By Jason Leopold
t r u t h o u t | Report
Monday 23 March 2009The CIA has about 3,000 documents related to the 92 destroyed videotapes that showed “war on terror” detainees being subjected to harsh interrogations, the Justice Department has disclosed, suggesting an extensive back-and-forth between CIA field operatives and officials of the Bush administration.
The Justice Department said the documents include “cables, memoranda, notes and e-mails” related to the destroyed CIA videotapes. Those tapes included 12 that showed two “high-value” prisoners undergoing the drowning sensation caused by waterboarding and other brutal techniques that have been widely denounced as torture.
The number of documents – but not their contents – was mentioned on Friday in a Justice Department letter from Lev Dassin, acting US attorney for the Southern District of New York, to US District Court Judge Alvin Hellerstein in response to a Freedom of Information Act (FOIA) lawsuit by the American Civil Liberties Union (ACLU).
Dassin told Judge Hellerstein that unredacted versions of the materials would be available for only him to review “in-camera” on March 26. The CIA also refused to provide the ACLU with a list of individuals who watched the videotapes prior to their destruction because that information “is either classified or otherwise protected by statute.”

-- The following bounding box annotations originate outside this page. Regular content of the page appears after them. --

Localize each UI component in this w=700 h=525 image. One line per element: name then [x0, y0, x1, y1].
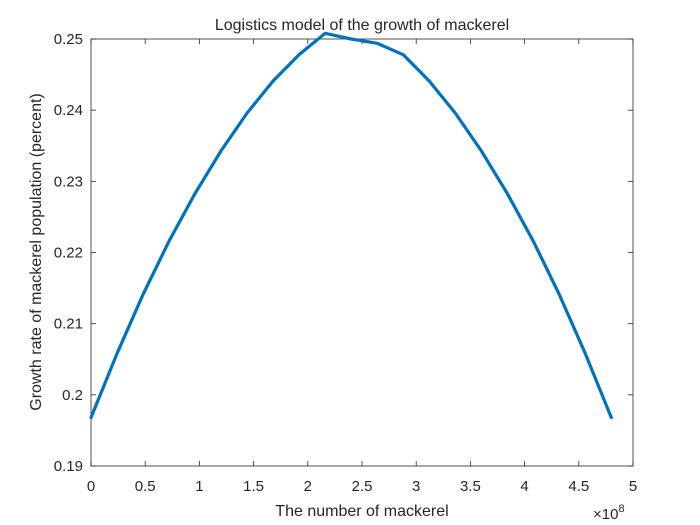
x-tick-label: 5 [629, 478, 637, 495]
y-tick-label: 0.2 [62, 387, 83, 404]
y-axis-label: Growth rate of mackerel population (perc… [28, 93, 45, 410]
x-tick-label: 0.5 [135, 478, 156, 495]
y-tick-label: 0.23 [54, 173, 83, 190]
series-group [89, 31, 613, 420]
plot-area-border [90, 38, 634, 467]
y-axis-ticks: 0.19 0.2 0.21 0.22 0.23 0.24 0.25 [54, 31, 633, 475]
x-tick-label: 0 [87, 478, 95, 495]
y-tick-label: 0.22 [54, 245, 83, 262]
y-tick-label: 0.19 [54, 458, 83, 475]
x-tick-label: 1.5 [243, 478, 264, 495]
y-tick-label: 0.21 [54, 316, 83, 333]
x-tick-label: 3 [412, 478, 420, 495]
chart-title: Logistics model of the growth of mackere… [215, 17, 509, 34]
x-axis-exponent-base: ×10 [593, 506, 618, 523]
y-tick-label: 0.24 [54, 102, 83, 119]
x-tick-label: 1 [195, 478, 203, 495]
x-tick-label: 4 [520, 478, 528, 495]
x-tick-label: 4.5 [568, 478, 589, 495]
y-tick-label: 0.25 [54, 31, 83, 48]
x-axis-ticks: 0 0.5 1 1.5 2 2.5 3 3.5 4 4.5 5 [87, 39, 637, 495]
x-axis-exponent: ×108 [593, 503, 625, 523]
x-tick-label: 2.5 [352, 478, 373, 495]
x-axis-exponent-power: 8 [618, 503, 624, 515]
series-line [89, 31, 613, 420]
x-tick-label: 3.5 [460, 478, 481, 495]
x-tick-label: 2 [304, 478, 312, 495]
x-axis-label: The number of mackerel [275, 503, 448, 520]
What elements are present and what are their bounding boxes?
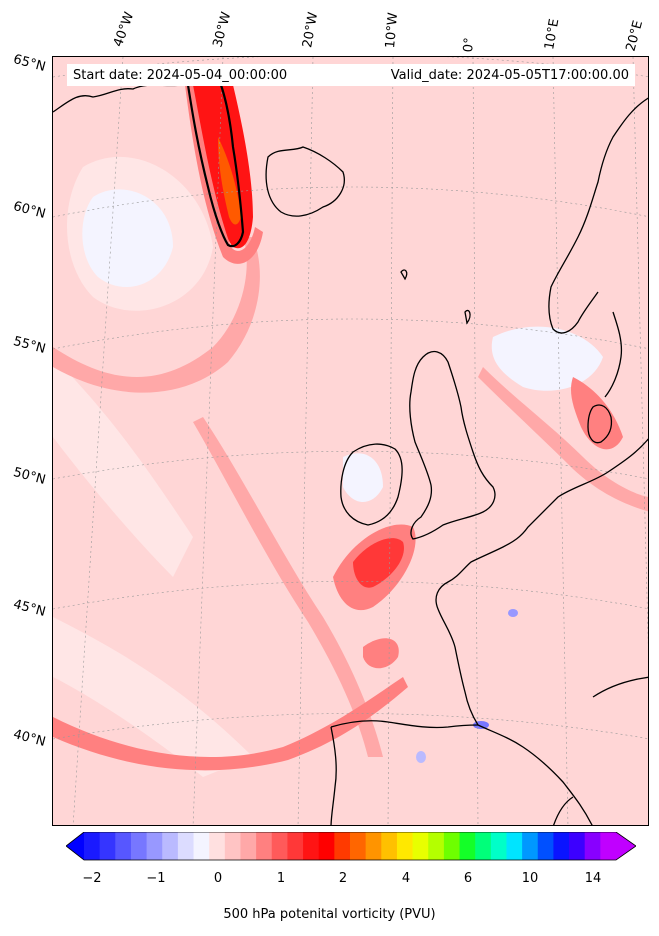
lon-label-40w: 40°W	[110, 10, 138, 49]
coastlines	[53, 84, 648, 825]
lat-label-50n: 50°N	[11, 465, 48, 488]
colorbar-swatch	[162, 832, 179, 860]
colorbar-swatch	[146, 832, 163, 860]
colorbar-swatch	[224, 832, 241, 860]
colorbar-swatch	[381, 832, 398, 860]
lon-label-30w: 30°W	[210, 10, 235, 49]
coast-iberia-east	[477, 724, 593, 825]
pv-near-zero-region	[82, 189, 173, 287]
colorbar-swatch	[443, 832, 461, 860]
coast-continent	[435, 438, 648, 726]
colorbar-swatch	[475, 832, 492, 860]
cbar-tick-0: 0	[213, 871, 223, 886]
colorbar-swatch	[459, 832, 476, 860]
pv-band-arc-west	[53, 237, 260, 393]
colorbar-swatch	[303, 832, 320, 860]
coast-iberia-north	[330, 720, 479, 729]
coast-iceland	[265, 146, 345, 217]
lat-label-55n: 55°N	[11, 334, 48, 357]
colorbar-swatch	[209, 832, 226, 860]
lon-label-10e: 10°E	[542, 17, 563, 52]
colorbar-swatch	[318, 832, 335, 860]
colorbar-swatch	[428, 832, 445, 860]
coast-sweden	[604, 311, 623, 398]
coast-norway	[548, 97, 648, 334]
pv-near-zero-ireland	[343, 453, 383, 502]
pv-streamer-core	[218, 137, 241, 225]
valid-date-label: Valid_date: 2024-05-05T17:00:00.00	[390, 67, 629, 83]
colorbar-swatch	[177, 832, 195, 860]
pv-negative-spot-1	[508, 609, 518, 617]
colorbar-swatch	[506, 832, 523, 860]
pv-low-band-2	[53, 617, 253, 777]
colorbar-swatch	[600, 832, 617, 860]
coast-balearic	[553, 796, 574, 825]
colorbar-swatch	[256, 832, 273, 860]
pv-anomaly-iberia-north	[363, 638, 399, 669]
pv-anomaly-biscay-core	[353, 538, 404, 588]
pv-band-arc-south	[53, 677, 408, 771]
colorbar-swatch	[287, 832, 304, 860]
start-date-label: Start date: 2024-05-04_00:00:00	[73, 67, 288, 83]
coast-greenland-east	[186, 84, 245, 248]
colorbar-swatch	[350, 832, 367, 860]
cbar-tick-14: 14	[584, 871, 602, 886]
lon-label-20w: 20°W	[300, 11, 322, 50]
colorbar-label: 500 hPa potenital vorticity (PVU)	[223, 907, 436, 922]
pv-near-zero-north-sea	[491, 326, 603, 391]
lon-label-10w: 10°W	[383, 11, 402, 49]
colorbar-swatch	[99, 832, 116, 860]
coast-shetland	[464, 309, 471, 325]
cbar-tick-4: 4	[401, 871, 411, 886]
lat-label-60n: 60°N	[11, 199, 48, 222]
colorbar-swatch	[130, 832, 148, 860]
colorbar	[66, 832, 636, 861]
colorbar-swatch	[553, 832, 570, 860]
map-panel[interactable]: Start date: 2024-05-04_00:00:00 Valid_da…	[52, 56, 649, 826]
cbar-tick-2: 2	[338, 871, 348, 886]
colorbar-extend-max	[616, 832, 636, 860]
coast-mediterranean	[592, 676, 648, 698]
lat-label-40n: 40°N	[11, 727, 48, 750]
colorbar-swatch	[537, 832, 554, 860]
cbar-tick-1: 1	[276, 871, 286, 886]
colorbar-swatch	[396, 832, 414, 860]
colorbar-swatch	[193, 832, 210, 860]
colorbar-extend-min	[66, 832, 84, 860]
pv-band-north-sea	[478, 367, 648, 512]
colorbar-swatch	[584, 832, 601, 860]
cbar-tick-10: 10	[521, 871, 539, 886]
colorbar-swatch	[334, 832, 351, 860]
pv-field-map	[53, 57, 648, 825]
coast-denmark	[587, 404, 613, 444]
colorbar-swatch	[240, 832, 257, 860]
colorbar-swatch	[569, 832, 586, 860]
colorbar-swatch	[522, 832, 539, 860]
colorbar-swatch	[490, 832, 507, 860]
pv-negative-spot-3	[416, 751, 426, 763]
coast-iberia-west	[330, 726, 337, 825]
pv-band-filament-central	[193, 417, 383, 757]
cbar-tick-m2: −2	[82, 871, 102, 886]
lon-label-0: 0°	[461, 36, 478, 53]
colorbar-swatch	[84, 832, 101, 860]
cbar-tick-m1: −1	[146, 871, 166, 886]
cbar-tick-6: 6	[463, 871, 473, 886]
colorbar-swatch	[115, 832, 132, 860]
colorbar-swatch	[271, 832, 288, 860]
lon-label-20e: 20°E	[623, 18, 647, 53]
lat-label-65n: 65°N	[11, 52, 48, 75]
coast-faroe	[400, 269, 408, 281]
colorbar-swatch	[412, 832, 429, 860]
pv-streamer-edge	[185, 85, 263, 264]
map-header: Start date: 2024-05-04_00:00:00 Valid_da…	[67, 64, 635, 86]
lat-label-45n: 45°N	[11, 597, 48, 620]
colorbar-outline	[66, 832, 636, 861]
colorbar-swatch	[365, 832, 382, 860]
coast-ireland	[340, 443, 403, 526]
pv-low-band-1	[53, 357, 193, 577]
coast-great-britain	[409, 350, 496, 540]
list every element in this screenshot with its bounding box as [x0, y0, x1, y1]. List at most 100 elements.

The number of relevant documents – “roughly 3,000,” according to the letter – adds weight to the belief that CIA interrogators were in frequent communication with headquarters at Langley, Virginia, and with senior Bush administration officials who were monitoring the harsh techniques used and approving them one by one or even in combination.
The volume of communications also lends support to the suspicion that many officials were involved in the debate about what to do with the incriminating videotapes, not just one or two CIA officers acting on their own. CIA officials have said the videotapes were destroyed to prevent disclosure of how the agency’s interrogators subjected “war on terror” detainees to waterboarding and other brutal methods.